In the Massachusetts lawsuit, Dauman questioned the mogul's mental competence, a departure from testimony he gave in a California case brought by an ex-girlfriend of Redstone when he removed her as his designated healthcare agent. As part of that legal action, Dauman testified that he had conversations with Redstone and he was engaged and attentive.

Frederic Salerno, Viacom's lead independent director, on Wednesday again asked for a meeting with Redstone.

The meeting would be with Salerno and William Schwartz, chairman of Viacom's governance committee, according to an email from Salerno to Redstone's attorney reviewed by Reuters.

In the email, Salerno outlined a four-point agenda for meeting, which included "greetings and pleasantries about our shared experiences over decades together as colleagues," as well as a question and answer session to get Redstone's thoughts a the board strategy meeting held last week. That meeting included discussion about the possible sale of a stake in movie studio Paramount Pictures.

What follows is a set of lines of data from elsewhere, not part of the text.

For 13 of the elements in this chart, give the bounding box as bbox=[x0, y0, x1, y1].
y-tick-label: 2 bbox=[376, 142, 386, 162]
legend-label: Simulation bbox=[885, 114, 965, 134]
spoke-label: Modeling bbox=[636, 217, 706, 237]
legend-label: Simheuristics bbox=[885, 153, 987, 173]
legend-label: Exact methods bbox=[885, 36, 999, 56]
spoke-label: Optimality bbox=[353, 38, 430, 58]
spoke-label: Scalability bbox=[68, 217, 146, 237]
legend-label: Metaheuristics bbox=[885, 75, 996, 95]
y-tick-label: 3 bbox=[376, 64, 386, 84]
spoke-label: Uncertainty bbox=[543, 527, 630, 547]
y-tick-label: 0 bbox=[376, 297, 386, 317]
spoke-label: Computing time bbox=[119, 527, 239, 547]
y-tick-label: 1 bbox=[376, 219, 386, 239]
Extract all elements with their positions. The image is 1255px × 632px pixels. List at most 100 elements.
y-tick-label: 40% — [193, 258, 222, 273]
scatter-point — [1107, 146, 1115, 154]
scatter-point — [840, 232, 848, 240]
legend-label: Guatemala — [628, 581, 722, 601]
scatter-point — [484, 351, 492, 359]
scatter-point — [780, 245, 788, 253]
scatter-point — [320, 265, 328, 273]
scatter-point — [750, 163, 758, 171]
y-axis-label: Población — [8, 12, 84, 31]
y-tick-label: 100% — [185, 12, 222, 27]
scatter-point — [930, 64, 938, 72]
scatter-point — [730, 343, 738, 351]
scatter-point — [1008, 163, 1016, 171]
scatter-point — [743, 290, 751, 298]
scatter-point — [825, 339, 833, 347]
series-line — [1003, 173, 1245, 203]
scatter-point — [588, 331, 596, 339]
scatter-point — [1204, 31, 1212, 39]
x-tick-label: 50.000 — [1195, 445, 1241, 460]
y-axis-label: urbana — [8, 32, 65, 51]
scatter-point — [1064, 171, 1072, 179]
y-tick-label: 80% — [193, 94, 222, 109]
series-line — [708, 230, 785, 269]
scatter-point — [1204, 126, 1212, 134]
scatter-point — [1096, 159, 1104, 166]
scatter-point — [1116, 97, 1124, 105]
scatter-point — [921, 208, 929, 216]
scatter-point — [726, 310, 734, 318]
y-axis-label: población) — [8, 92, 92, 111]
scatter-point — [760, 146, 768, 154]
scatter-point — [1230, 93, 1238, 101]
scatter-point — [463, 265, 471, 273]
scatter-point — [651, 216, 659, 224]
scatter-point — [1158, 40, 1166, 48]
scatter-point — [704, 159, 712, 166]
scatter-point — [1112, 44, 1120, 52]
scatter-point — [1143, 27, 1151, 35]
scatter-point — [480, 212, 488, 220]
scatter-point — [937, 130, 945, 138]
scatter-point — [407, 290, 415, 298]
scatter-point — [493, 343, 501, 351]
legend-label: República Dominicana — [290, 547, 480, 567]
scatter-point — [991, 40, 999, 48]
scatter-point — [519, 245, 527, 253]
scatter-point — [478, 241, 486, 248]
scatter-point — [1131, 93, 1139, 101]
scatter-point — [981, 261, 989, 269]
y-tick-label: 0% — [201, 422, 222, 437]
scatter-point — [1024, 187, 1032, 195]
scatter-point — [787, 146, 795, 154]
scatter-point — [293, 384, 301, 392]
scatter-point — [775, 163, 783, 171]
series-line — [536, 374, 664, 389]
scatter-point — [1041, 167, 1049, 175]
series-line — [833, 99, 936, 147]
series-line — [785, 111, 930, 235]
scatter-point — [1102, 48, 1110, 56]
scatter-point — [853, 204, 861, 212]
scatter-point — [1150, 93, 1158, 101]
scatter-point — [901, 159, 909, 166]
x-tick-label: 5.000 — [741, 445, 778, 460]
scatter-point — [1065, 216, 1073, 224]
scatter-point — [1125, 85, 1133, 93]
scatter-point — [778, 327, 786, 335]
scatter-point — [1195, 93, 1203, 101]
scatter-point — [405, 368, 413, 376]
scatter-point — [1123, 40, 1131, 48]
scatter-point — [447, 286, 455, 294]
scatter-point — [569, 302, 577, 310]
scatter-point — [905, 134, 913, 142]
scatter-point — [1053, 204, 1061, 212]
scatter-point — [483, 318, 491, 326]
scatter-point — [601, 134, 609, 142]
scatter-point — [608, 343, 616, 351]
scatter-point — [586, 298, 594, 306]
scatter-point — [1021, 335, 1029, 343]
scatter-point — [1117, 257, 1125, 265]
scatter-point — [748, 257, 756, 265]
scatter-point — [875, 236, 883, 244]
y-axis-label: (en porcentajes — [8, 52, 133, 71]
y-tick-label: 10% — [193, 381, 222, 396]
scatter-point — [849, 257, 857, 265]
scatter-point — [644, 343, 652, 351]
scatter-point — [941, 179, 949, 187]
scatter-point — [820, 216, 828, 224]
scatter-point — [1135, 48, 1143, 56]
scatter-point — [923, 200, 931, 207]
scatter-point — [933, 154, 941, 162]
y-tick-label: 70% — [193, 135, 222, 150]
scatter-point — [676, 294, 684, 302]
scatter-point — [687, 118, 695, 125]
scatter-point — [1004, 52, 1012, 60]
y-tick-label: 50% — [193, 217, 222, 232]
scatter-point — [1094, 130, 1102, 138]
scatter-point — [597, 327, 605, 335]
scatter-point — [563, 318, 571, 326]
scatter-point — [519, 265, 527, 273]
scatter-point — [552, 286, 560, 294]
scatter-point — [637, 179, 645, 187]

Michael Tu, Redstone's attorney, said Redstone was considering the meeting request.

Salerno could not be reached for comment.

Viacom CEO Dauman is looking to sell a minority stake in Paramount, and has said he expects to announce a deal in June, while Sumner Redstone has voiced concern about a sale, according to sources.

Redstone has a speech impairment that hinders his ability to communicate. He struggled to speak when questioned by attorneys in the California lawsuit that was dismissed earlier this month, according to a transcript of his testimony.

Separately, Sumner Redstone asked a Los Angeles Court on Monday for an order validating his removal of Dauman and Abrams from his trust and from the board of National Amusements Inc.

Viacom shares ended up 1.3 percent, or 54 cents, at $42.53 on the New York Stock Exchange.